La rénovation du viaduc de Riddes (VS) sur l'autoroute A9, désormais fermé aux poids lourds à cause de dégradations plus importantes que prévu, sera délicate en raison des techniques utilisées dans les années 60-70. Une reconstruction coûterait 80 millions de francs.

Dans une interview publiée mardi dans le "Nouvelliste", le chef du Service valaisan de la mobilité Vincent Pellissier n'exclut pas le scénario d'une fermeture du viaduc, qui est interdit depuis lundi aux véhicules de plus de 3,5 tonnes. Les camions de plus de 40 tonnes en avaient déjà été bannis fin juin.

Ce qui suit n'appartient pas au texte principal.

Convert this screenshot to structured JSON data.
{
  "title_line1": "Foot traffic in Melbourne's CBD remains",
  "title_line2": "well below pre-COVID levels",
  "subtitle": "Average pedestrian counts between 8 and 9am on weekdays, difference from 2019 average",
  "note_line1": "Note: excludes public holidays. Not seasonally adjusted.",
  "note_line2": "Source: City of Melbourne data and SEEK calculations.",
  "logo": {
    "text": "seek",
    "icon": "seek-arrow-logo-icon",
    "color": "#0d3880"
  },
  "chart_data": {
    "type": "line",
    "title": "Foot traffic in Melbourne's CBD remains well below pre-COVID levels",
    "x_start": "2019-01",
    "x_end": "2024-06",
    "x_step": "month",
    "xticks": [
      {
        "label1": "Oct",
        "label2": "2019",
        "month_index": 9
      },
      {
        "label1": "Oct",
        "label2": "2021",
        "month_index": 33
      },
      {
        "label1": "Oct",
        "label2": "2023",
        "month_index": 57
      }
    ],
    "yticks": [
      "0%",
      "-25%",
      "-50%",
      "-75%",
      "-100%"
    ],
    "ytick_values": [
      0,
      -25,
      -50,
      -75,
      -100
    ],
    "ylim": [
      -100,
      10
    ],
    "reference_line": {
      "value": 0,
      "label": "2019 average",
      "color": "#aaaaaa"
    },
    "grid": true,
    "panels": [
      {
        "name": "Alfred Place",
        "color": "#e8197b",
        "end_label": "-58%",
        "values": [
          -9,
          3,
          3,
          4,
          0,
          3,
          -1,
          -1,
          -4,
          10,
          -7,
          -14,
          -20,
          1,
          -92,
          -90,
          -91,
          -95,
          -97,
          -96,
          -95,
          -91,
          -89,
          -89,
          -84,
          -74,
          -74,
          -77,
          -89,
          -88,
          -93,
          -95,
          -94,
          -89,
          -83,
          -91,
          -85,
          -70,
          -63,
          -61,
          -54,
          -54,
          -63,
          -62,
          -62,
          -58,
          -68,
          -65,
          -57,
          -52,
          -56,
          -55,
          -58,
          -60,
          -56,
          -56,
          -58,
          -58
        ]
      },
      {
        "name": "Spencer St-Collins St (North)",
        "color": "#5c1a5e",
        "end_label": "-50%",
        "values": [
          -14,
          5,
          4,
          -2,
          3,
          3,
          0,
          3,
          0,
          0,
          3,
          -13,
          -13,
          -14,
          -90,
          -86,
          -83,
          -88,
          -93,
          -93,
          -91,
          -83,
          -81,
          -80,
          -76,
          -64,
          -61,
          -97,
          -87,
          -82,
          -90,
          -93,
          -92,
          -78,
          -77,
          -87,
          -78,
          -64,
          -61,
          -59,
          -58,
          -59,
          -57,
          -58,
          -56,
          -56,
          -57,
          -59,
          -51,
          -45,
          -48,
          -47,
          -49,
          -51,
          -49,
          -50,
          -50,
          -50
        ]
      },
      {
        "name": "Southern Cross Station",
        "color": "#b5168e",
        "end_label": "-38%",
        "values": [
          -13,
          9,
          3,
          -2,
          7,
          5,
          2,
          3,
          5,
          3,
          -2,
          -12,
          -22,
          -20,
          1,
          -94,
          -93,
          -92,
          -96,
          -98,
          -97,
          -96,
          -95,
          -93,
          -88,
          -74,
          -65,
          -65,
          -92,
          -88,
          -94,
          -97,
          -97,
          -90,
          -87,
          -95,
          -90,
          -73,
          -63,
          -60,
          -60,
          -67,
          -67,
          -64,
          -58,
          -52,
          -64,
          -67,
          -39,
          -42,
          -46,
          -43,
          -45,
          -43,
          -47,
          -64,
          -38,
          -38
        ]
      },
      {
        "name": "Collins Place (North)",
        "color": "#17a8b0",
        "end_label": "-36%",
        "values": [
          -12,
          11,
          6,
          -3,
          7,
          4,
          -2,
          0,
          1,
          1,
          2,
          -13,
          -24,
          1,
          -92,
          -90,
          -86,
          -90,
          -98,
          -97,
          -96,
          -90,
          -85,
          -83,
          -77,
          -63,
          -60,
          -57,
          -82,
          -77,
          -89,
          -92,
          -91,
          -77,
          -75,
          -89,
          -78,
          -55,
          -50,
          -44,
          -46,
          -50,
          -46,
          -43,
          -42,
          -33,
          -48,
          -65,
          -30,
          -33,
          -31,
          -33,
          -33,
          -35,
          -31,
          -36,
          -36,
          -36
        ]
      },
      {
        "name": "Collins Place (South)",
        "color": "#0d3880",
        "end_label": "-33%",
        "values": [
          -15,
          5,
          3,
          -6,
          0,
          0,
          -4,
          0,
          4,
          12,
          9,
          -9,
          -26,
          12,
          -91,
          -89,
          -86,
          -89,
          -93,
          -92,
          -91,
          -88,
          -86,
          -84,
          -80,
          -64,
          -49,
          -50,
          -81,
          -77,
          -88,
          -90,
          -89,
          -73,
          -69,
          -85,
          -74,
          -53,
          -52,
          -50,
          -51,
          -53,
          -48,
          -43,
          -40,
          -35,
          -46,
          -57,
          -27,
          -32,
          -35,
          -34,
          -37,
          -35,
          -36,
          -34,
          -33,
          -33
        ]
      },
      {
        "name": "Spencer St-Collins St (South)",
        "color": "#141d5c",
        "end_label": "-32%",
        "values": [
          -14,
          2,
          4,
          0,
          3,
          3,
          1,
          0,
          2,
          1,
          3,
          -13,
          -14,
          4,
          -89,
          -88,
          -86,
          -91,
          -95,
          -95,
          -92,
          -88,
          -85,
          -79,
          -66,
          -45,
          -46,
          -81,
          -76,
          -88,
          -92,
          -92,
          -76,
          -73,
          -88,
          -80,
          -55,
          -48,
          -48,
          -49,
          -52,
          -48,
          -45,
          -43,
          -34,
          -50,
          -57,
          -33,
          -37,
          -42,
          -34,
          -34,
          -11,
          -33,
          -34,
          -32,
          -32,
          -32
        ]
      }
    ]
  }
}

Vincent Pellissier livre aussi les chiffres pour la remise en état de l'ouvrage: 22 millions de francs (dont 8 à la charge du canton) pour une rénovation, 80 millions pour une reconstruction complète, un montant que le responsable qualifie d'"important". Avec 33'000 m2 de tablier de pont, il s'agit du plus grand échangeur autoroutier de Suisse. Il est détenu par la Confédération (65%) et le canton (35%).

"On a beaucoup construit et vite"

Le canton et l'Office fédéral des routes (OFROU) se réuniront le 30 juillet pour examiner le rapport d'expert et prendre les décisions définitives sur le maintien des mesures, sur d'éventuelles nouvelles restrictions ou encore sur les travaux à entreprendre sur le viaduc, a précisé M. Pellissier à Keystone-ATS.

"Je ne veux pas être alarmiste. Encore une fois, il faut d'abord attendre les résultats des nouvelles analyses. Mais l'opportunité d'investir 80 millions pour un pont à cet endroit pourrait se poser", déclare au "Nouvelliste" Vincent Pellissier. Il relève que le trafic mesuré quotidiennement sur le viaduc (10'000 véhicules) est deux fois moindre que celui constaté sur la route Sion-Savièse.

Une rénovation de la structure est également délicate car les techniques utilisées aujourd'hui sont différentes que celles en vigueur dans les années 60 et 70, "où l'on a beaucoup construit et de manière rapide, avec aussi différentes techniques testées".

Réaction politique

Sur la situation générale des infrastructures, Vincent Pellissier souligne que "depuis un certain temps, nous tirons la sonnette d'alarme concernant l'argent insuffisant investi dans la rénovation du système routier, notamment des ponts. Certains nous ont traités d'alarmistes. Aujourd'hui, on voit que ce n'était pas le cas".

La situation du viaduc suscite des réactions politiques. Dans un communiqué, l'UDC cantonale s'étonne qu'en juin dernier encore, le conseiller d'Etat Jacques Melly avait assuré qu'aucun ouvrage routier ne nécessitait des interventions ou assainissements à court terme ni ne présentait de risques imminents de fermeture préventive.

Le parti appelle à la mise en oeuvre d'un postulat accepté à l'unanimité par le Grand Conseil demandant la mise en place d'un fonds de financement pour le réseau routier cantonal. Devant les députés, Jacques Melly avait estimé qu'une somme de 1,5 milliard de francs était nécessaire pour remettre en état l'ensemble des routes valaisannes.

Une fermeture du viaduc de Riddes aurait un impact important sur la région. L'ouvrage permet à la route cantonale de passer sur le Rhône, sur plusieurs routes et chemins communaux, sur l’autoroute A9 ainsi que sur les voies CFF de la ligne ferroviaire du Simplon. Il est aussi emprunté par les automobilistes qui se rendent dans les stations de ski d'Ovronnaz et de la Tzoumaz.